Consider the General linear group $GL(n,q)$ over the finite field $\mathbb{F}_q$ of $q$ elements. The unitary group $U(n,q)$ is described as a subgroup of $GL(n,q^2)$ which is the set of linear maps which are invariant under a $c$-Hermitian form on the $n-$dimension vector space $V$ over $\mathbb{F}_{q^2}$, where $c:\mathbb{F}_{q^2}\to \mathbb{F}_{q^2}$ is the Frobenius automorphism $\alpha\mapsto \alpha^{q}$. Since, all the $c-$ Hermitian forms over $\mathbb{F}_q$ are equivalent, there is a unique isometry group upto isomorphism, which is $U(n,q)$.
Now, G.E Wall had described the conjugacy classes of these groups(over any field though).
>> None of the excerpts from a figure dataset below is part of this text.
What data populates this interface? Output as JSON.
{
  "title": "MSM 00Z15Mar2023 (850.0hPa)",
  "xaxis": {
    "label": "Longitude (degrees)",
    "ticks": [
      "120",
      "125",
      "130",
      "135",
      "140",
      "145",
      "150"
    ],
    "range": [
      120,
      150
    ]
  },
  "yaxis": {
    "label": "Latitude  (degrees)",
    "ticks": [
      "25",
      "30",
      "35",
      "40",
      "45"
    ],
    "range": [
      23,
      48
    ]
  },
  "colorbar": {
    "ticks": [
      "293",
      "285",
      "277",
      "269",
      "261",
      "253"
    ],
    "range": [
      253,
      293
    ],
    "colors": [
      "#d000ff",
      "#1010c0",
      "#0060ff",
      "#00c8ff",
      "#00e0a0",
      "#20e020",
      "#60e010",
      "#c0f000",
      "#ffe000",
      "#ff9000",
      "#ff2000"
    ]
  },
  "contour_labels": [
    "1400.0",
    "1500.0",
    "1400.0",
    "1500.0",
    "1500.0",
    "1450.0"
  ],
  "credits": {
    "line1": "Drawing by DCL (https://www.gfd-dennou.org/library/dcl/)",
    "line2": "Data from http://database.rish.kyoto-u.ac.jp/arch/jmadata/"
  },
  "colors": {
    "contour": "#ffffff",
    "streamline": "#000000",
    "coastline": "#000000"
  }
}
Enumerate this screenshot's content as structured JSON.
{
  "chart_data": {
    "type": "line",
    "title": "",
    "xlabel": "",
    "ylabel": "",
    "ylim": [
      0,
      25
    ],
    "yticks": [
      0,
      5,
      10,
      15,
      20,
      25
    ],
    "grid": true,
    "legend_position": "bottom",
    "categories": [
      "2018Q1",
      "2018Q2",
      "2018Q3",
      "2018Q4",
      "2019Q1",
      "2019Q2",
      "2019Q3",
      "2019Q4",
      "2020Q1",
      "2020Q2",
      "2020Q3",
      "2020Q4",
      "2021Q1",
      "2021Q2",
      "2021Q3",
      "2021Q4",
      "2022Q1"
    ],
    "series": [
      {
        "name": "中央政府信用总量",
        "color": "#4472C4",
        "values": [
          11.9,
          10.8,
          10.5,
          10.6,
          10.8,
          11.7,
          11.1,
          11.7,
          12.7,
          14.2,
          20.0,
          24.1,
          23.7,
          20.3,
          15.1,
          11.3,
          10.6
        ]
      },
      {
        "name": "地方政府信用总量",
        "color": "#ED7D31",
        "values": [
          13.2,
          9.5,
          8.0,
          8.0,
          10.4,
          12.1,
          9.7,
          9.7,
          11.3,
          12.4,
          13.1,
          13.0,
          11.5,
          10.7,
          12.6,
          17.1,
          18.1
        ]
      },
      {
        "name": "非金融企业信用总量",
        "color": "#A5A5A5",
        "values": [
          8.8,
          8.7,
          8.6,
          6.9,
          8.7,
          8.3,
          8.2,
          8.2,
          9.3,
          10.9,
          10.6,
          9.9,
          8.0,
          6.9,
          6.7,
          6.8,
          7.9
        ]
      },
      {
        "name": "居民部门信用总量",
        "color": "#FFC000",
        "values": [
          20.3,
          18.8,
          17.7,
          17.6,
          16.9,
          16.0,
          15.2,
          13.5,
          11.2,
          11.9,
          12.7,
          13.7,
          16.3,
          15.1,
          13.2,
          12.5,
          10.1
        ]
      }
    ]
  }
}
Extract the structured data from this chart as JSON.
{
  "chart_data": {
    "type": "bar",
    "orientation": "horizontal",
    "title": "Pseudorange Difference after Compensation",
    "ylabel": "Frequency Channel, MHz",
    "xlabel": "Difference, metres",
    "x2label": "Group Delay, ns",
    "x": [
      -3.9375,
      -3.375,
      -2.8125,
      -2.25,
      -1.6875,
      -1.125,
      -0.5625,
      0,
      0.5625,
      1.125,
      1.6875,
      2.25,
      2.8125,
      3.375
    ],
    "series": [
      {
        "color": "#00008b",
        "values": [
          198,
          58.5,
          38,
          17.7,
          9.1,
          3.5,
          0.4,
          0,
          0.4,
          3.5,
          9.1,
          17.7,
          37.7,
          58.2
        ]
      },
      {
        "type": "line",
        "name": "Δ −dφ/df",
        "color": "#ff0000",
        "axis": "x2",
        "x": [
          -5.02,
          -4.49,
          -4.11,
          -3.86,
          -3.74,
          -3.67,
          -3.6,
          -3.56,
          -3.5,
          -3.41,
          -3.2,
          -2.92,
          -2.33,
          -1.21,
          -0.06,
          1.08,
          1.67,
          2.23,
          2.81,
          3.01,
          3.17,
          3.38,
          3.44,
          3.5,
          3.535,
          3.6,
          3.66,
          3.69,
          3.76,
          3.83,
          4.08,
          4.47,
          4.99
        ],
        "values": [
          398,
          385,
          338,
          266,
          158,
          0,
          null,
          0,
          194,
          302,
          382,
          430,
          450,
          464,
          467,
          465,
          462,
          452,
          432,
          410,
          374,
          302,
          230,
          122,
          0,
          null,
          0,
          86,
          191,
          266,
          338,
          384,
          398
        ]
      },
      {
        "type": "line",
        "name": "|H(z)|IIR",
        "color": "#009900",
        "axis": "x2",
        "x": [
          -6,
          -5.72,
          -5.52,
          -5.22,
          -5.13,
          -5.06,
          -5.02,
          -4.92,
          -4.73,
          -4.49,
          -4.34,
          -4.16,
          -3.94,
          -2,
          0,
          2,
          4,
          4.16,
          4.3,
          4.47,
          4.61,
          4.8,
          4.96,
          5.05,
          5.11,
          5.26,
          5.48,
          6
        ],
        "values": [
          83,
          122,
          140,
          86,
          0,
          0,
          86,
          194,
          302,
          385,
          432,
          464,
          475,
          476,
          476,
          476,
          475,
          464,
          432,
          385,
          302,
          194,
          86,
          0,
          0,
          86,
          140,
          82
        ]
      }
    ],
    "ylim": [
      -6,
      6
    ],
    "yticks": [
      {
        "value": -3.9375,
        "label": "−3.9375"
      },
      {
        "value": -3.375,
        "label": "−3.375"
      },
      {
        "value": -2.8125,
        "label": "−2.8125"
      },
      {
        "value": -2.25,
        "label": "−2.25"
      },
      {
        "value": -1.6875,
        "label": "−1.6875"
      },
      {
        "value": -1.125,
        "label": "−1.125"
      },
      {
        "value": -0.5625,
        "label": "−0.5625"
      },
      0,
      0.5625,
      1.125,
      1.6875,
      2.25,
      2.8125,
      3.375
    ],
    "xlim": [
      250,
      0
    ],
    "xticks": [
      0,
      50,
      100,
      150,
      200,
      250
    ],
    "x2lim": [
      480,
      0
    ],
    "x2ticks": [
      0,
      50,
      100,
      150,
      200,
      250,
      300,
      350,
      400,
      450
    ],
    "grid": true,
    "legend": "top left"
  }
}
Now, I need to verify my understanding of conjugacy class of $U(n,q)$. This is what I understand:
(1) One defines a certain set of monic polynomials in $\mathbb{F}_{q^2}[x]$ as follows: If $f\in \mathbb{F}_{q^2}[x]$, then define the dual of $f$ as $\tilde{f}(x)=\frac{1}{f(0)^c}x^{deg(f)}f^{c}(x^{-1})$. In other words, $\tilde{f}$ is such that: $\alpha$ is a root of $f$ iff $\alpha^{-q}$ is a root of $\tilde{f}$. We call $f$ self-dual if $f=\tilde{f}$.
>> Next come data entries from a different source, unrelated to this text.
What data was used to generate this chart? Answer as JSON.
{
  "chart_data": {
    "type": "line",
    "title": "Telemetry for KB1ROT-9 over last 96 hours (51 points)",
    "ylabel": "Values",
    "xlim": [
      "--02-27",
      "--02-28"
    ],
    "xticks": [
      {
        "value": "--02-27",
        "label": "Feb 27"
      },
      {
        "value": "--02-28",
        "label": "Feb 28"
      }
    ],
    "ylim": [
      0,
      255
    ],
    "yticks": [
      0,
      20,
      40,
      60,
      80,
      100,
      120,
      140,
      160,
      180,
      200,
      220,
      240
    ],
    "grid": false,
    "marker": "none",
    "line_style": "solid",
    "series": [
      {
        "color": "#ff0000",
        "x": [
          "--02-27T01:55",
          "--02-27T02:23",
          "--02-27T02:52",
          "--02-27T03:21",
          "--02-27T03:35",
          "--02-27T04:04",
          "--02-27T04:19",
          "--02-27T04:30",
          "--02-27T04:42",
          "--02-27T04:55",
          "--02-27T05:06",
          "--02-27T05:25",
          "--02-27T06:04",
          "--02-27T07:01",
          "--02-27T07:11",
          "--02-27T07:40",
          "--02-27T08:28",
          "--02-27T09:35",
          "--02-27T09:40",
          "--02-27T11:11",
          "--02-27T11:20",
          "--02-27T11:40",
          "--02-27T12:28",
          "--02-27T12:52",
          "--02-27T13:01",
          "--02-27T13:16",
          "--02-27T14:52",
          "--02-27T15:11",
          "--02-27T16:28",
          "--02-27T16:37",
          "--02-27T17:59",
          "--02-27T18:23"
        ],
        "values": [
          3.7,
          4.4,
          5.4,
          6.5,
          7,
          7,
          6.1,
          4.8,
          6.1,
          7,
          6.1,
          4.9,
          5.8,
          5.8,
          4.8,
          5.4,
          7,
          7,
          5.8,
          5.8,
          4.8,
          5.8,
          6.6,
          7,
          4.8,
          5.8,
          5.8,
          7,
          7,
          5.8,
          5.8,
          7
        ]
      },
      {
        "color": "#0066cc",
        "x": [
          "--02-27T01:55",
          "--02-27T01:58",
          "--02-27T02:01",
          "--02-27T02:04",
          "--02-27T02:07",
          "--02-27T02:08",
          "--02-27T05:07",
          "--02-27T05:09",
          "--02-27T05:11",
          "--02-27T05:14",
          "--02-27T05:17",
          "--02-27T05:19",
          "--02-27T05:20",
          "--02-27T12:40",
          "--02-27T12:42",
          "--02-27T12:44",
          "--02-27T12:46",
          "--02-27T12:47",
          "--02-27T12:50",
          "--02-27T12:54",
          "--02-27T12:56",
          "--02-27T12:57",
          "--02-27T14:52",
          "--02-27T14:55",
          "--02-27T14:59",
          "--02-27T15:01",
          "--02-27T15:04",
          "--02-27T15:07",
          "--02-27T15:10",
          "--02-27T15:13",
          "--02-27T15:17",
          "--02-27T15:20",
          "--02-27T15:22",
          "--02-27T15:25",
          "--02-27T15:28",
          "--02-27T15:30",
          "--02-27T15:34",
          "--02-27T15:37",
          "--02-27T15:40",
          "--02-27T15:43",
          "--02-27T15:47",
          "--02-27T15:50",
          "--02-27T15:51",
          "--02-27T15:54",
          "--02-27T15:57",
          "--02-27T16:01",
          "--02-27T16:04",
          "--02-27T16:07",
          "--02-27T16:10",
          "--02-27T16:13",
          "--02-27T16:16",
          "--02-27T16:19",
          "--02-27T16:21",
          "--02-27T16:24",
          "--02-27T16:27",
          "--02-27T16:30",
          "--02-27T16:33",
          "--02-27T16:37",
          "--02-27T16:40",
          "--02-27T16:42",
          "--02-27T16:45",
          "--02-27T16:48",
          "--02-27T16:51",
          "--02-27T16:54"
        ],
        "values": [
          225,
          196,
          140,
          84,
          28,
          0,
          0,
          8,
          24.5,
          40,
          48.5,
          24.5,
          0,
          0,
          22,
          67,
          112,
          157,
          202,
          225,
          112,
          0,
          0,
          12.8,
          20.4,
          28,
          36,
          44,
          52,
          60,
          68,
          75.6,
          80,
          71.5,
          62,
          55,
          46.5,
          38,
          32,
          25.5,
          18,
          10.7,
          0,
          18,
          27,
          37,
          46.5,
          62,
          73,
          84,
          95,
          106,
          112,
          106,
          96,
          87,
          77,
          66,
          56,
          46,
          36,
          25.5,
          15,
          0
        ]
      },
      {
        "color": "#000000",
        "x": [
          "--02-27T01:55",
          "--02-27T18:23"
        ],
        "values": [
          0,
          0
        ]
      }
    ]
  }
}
(2) Now, $K=\bigcup\limits_{g\in GL(n,q^2)} gU(n,q^2)g^{-1}$ is a normal subset of $GL(n,q^2)$, and hence a union of conjugacy classes of $GL(n,q^2)$. Now, by the theory of rational canonical forms, one can associate a combinatorial data to an element $T\in GL(n,q^2)$, as follows: If $\Phi$ is the set of all irreducible polynomials in $\mathbb{F}_{q^2}$ except $x$, then the combinatorial data of $T$ denoted by $\Delta_T$ is: for $\phi \in \Phi$, (a) a partition $\lambda_{\phi}$ of $|\lambda_{\phi}|$ (b) $\sum\limits_{\phi \in \Phi} deg(\phi)|\lambda_{\phi}|=n$. Now, By the theory of Wall, a conjugacy class $C$ of $GL(n,q^2)$ belongs to $K$ iff the combinatorial data is as follows: for $\phi \in \Phi$, (a) a partition $\lambda_{\phi}$ of $|\lambda_{\phi}|$ (b)$\lambda_{\phi}=\lambda_{\tilde{\phi}}$ (c)$\sum\limits_{\phi \in \Phi} deg(\phi)|\lambda_{\phi}|=n$. It is clear that $\phi$ is irreducible iff $\tilde{\phi}$ is irreducible.
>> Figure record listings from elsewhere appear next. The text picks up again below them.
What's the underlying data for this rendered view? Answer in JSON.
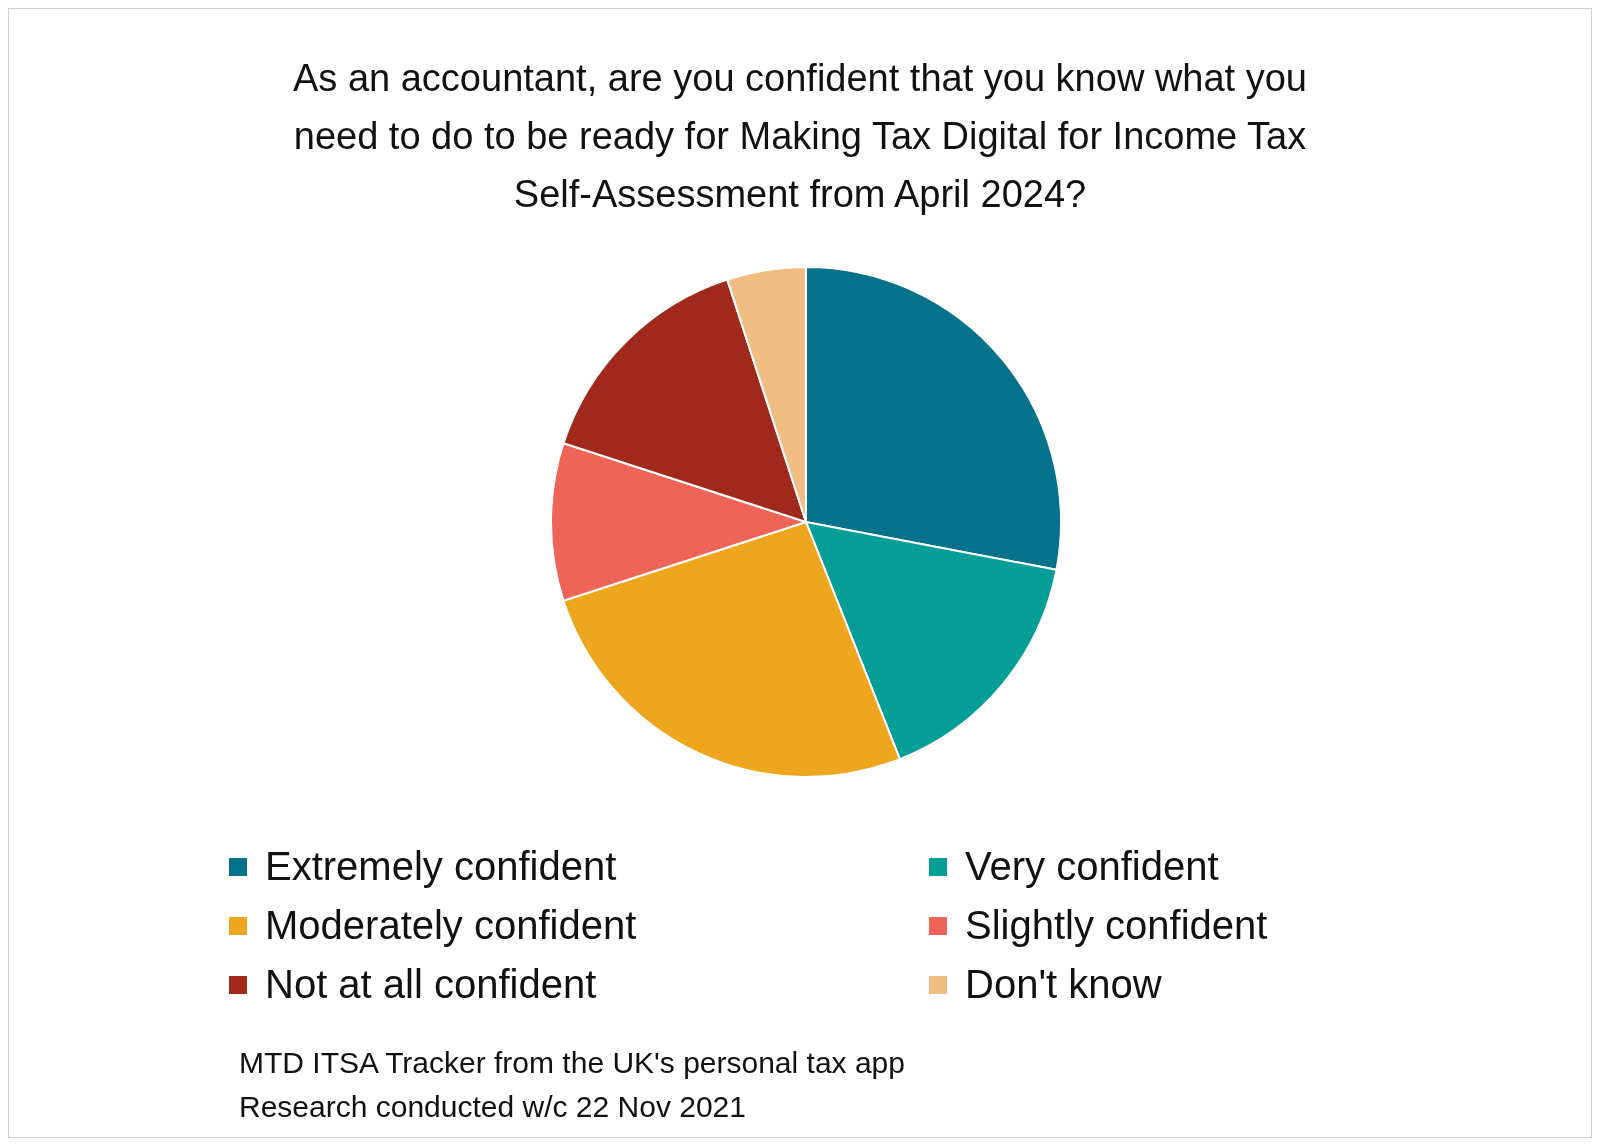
{
  "chart_data": {
    "type": "pie",
    "title": "As an accountant, are you confident that you know what you need to do to be ready for Making Tax Digital for Income Tax Self-Assessment from April 2024?",
    "categories": [
      "Extremely confident",
      "Very confident",
      "Moderately confident",
      "Slightly confident",
      "Not at all confident",
      "Don't know"
    ],
    "values": [
      28,
      16,
      26,
      10,
      15,
      5
    ],
    "colors": [
      "#03728a",
      "#049e96",
      "#eda61d",
      "#ee6457",
      "#a0291c",
      "#f0be83"
    ],
    "legend": "bottom",
    "annotations": [
      "MTD ITSA Tracker from the UK's personal tax app",
      "Research conducted w/c 22 Nov 2021"
    ]
  }
}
(3) Finally, it also asserts the following: Suppose $C$ be a conjugacy class of $GL(n,q^2)$ residing in $K$. Then $C$ is as described in (2). Suppose $\emptyset \neq L\subset C$ is the part of $C$ contained in $U(n,q)$, then $L$ is a complete conjugacy class in $U(n,q)$, that is, it doesn't split further as $U(n,q)$-conjugacy class. It is implicit that for each conjugacy class $C$ as described above, there always exists a non-empty $L$ as above.
This completely describes the conjugacy class in $U(n,q)$. This kind of description can be found in several papers. For Example: In several papers of J.Fulman and others. But since the writing is much compact, I had expanded it in my own way. It is a big post and I will be very thankful if anyone can patiently read this and clarify me if my understanding is correct. Thank you!